IF THE JEWS RUN HOLLYWOOD, isn't it redundant to have a Jewish Film Festival? That is just one of the implications of Simcha Jacobovici and Stuart Samuels' dazzling documentary, Hollywoodism: Jews, Movies & The American Dream, which argues that the aesthetics, morals, and concerns of movies in Hollywood's Golden Age -- from the '20s till the mid '50s, a period pretty close to the Platonic ideal of what movies are all about -- were Jewish in origin. It presents the case that these movies contained the worldview of first- and second-generation Eastern European immigrants, people who built Hollywood in their own image out of bits and pieces of the American Dream. Like Neal Gabler's Empire of Their Own: How the Jews Invented Hollywood (the excellent book which it's based upon), Hollywoodism is stuffed to bursting with brilliant insights, stunning connections, and sweeping generalizations. By the end, one wishes for a long and vigorous debate with its creators.

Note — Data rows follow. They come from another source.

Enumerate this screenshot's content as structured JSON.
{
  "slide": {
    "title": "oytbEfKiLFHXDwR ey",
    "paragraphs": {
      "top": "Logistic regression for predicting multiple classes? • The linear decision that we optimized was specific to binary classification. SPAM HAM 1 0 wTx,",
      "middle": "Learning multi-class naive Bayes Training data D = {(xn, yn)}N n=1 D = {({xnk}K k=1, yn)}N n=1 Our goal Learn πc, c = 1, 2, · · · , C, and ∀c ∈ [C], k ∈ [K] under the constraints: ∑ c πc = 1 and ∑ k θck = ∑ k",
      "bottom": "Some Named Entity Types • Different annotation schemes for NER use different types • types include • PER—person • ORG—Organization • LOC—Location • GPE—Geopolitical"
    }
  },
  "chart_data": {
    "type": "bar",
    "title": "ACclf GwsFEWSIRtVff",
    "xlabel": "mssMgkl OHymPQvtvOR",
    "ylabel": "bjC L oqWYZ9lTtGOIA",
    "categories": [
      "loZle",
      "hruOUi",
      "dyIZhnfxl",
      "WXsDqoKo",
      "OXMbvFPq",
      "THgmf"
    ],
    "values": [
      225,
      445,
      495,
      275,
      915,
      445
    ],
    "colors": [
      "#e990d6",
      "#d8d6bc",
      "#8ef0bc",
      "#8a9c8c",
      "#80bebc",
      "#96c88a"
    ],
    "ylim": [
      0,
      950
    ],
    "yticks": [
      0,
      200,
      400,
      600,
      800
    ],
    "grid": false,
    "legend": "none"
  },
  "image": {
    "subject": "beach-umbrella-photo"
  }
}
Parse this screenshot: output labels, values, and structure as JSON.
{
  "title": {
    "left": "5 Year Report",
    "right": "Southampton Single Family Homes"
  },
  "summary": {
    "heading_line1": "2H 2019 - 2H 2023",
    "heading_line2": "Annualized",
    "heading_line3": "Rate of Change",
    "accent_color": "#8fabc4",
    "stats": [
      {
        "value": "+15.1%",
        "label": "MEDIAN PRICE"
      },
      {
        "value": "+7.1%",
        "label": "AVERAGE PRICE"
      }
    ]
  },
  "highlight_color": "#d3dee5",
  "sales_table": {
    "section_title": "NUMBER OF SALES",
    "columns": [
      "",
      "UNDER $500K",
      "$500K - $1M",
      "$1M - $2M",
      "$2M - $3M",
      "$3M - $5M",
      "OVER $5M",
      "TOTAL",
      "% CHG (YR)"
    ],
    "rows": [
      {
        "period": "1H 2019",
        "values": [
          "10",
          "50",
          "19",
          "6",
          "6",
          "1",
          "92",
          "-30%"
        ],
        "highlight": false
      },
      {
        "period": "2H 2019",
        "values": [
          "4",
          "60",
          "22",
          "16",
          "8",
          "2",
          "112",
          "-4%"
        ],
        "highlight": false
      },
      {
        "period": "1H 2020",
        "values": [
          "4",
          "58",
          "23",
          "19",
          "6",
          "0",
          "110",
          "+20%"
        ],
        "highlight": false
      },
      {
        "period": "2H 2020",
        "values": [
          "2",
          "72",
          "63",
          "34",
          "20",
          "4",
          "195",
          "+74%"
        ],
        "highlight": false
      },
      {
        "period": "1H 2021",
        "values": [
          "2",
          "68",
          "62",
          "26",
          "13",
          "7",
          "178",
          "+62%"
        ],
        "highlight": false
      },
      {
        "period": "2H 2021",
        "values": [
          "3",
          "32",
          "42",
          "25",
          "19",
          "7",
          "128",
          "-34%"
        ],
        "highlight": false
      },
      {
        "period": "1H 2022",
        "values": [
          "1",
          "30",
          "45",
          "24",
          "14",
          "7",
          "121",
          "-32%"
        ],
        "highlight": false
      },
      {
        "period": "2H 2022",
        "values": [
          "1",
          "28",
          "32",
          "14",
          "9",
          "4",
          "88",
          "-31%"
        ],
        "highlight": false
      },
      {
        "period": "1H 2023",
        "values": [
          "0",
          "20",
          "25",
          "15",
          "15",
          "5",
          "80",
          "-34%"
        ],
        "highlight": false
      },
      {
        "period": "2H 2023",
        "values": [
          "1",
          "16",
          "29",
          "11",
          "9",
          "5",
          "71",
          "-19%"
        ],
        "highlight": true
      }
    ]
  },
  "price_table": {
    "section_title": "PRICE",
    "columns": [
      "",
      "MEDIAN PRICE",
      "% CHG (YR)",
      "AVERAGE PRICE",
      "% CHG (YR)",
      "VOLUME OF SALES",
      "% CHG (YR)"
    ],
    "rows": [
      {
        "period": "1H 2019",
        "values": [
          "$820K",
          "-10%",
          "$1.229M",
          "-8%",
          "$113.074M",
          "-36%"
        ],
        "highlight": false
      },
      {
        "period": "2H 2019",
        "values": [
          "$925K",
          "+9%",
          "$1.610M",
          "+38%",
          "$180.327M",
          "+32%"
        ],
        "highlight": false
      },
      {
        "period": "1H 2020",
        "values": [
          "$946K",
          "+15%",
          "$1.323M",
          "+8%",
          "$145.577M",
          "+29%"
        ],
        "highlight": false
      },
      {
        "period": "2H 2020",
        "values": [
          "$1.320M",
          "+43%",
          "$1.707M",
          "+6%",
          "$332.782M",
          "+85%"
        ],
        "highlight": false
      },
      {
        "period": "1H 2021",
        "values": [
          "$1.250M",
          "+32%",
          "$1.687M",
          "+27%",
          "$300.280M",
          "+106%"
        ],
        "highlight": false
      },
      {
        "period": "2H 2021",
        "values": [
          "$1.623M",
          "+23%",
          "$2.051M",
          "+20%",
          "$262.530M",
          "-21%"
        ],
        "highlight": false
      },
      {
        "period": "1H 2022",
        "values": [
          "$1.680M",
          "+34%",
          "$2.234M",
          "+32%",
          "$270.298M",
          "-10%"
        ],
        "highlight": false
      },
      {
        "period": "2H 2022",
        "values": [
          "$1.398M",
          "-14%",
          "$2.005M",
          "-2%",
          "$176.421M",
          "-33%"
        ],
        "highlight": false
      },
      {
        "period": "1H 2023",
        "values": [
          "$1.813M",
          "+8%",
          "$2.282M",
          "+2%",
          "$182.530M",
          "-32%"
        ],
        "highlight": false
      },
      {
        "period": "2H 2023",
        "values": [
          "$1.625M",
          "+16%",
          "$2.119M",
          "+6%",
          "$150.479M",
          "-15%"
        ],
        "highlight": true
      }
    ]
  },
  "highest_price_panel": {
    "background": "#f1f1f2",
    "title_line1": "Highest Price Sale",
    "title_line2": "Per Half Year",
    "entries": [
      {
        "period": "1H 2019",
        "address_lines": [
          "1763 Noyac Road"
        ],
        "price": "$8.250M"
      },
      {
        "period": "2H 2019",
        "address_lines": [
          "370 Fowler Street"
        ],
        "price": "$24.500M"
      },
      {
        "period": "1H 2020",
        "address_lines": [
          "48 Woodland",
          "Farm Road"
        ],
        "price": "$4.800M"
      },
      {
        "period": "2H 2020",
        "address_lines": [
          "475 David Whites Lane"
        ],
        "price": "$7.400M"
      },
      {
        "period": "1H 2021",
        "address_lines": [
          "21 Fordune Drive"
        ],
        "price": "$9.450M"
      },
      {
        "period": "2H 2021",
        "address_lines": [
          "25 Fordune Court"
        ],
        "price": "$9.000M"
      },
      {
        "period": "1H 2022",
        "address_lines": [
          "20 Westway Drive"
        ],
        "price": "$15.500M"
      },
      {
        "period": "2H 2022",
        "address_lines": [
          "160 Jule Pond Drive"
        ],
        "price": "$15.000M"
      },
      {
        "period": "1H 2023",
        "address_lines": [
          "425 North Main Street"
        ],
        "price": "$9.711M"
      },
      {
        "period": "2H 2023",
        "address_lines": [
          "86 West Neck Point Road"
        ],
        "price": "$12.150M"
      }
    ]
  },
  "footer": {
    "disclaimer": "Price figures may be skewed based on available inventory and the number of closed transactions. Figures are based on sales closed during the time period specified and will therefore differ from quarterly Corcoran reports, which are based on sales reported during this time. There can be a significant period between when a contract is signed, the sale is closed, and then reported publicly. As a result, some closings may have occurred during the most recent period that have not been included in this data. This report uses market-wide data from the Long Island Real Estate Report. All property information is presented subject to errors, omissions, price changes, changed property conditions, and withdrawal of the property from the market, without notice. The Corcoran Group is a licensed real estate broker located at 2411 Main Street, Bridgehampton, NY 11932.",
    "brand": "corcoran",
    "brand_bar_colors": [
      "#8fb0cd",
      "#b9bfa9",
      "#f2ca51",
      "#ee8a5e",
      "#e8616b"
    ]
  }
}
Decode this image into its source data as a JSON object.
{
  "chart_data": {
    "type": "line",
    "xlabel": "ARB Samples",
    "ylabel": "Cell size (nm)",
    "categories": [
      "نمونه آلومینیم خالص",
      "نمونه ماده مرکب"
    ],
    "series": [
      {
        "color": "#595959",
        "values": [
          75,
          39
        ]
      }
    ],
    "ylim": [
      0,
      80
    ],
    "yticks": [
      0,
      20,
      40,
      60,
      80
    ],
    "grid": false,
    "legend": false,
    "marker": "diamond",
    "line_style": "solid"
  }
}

The idea that there is something about movies that specifically speaks to the Jewish condition is also the contention of two of the finer fiction films in the festival, both of which feature young protagonists enthralled by cinema. Léa Pool's lovely Emporte-Moi is the semi-autobiographical tale of a French-Canadian teenager trapped in a prickly household, who finally finds her role model and her release in the persona of French actress Anna Karina (so luminous in Godard's Vivre sa vie). Arik Kaplun's Yana's Friends is a humorous look at Russian immigrants in Israel, and the video director who befriends the most needy and lost among them. The movie is ultimately too whimsical for my taste, but it features the best love scene in years: a groping couple in gas masks waiting out an air raid.

The dreams of assimilation by the studio heads is one of the central arguments in Hollywoodism, and that concern is also foremost in two documentaries about Ethiopian Jews in Israel: Daniel Wachsmann's Menelik: Black Jewish Prince, and Pamela Love's The Color of Jewish. The former is the more poetic and unapologetic about staging scenes; the latter, straightforward and informative. I suspect they play better paired-up than they would apart. The fears of anti-Semitism that ignite assimilationist dreams are the subject of many other documentaries in the festival, most of which are perfectly earnest and well-made efforts that, unfortunately, fall a little on the dull side.

There is plenty more to choose from -- everything from an animated version of Anne Frank's diary to the fun, but ultimately grating mockumentary Who's the Caboose, about actors trying to score a TV pilot. You can decide for yourself what looks promising and what must be avoided. After all, your favorite movies probably have nothing in common with mine -- beyond, of course, their roots in Jewish culture.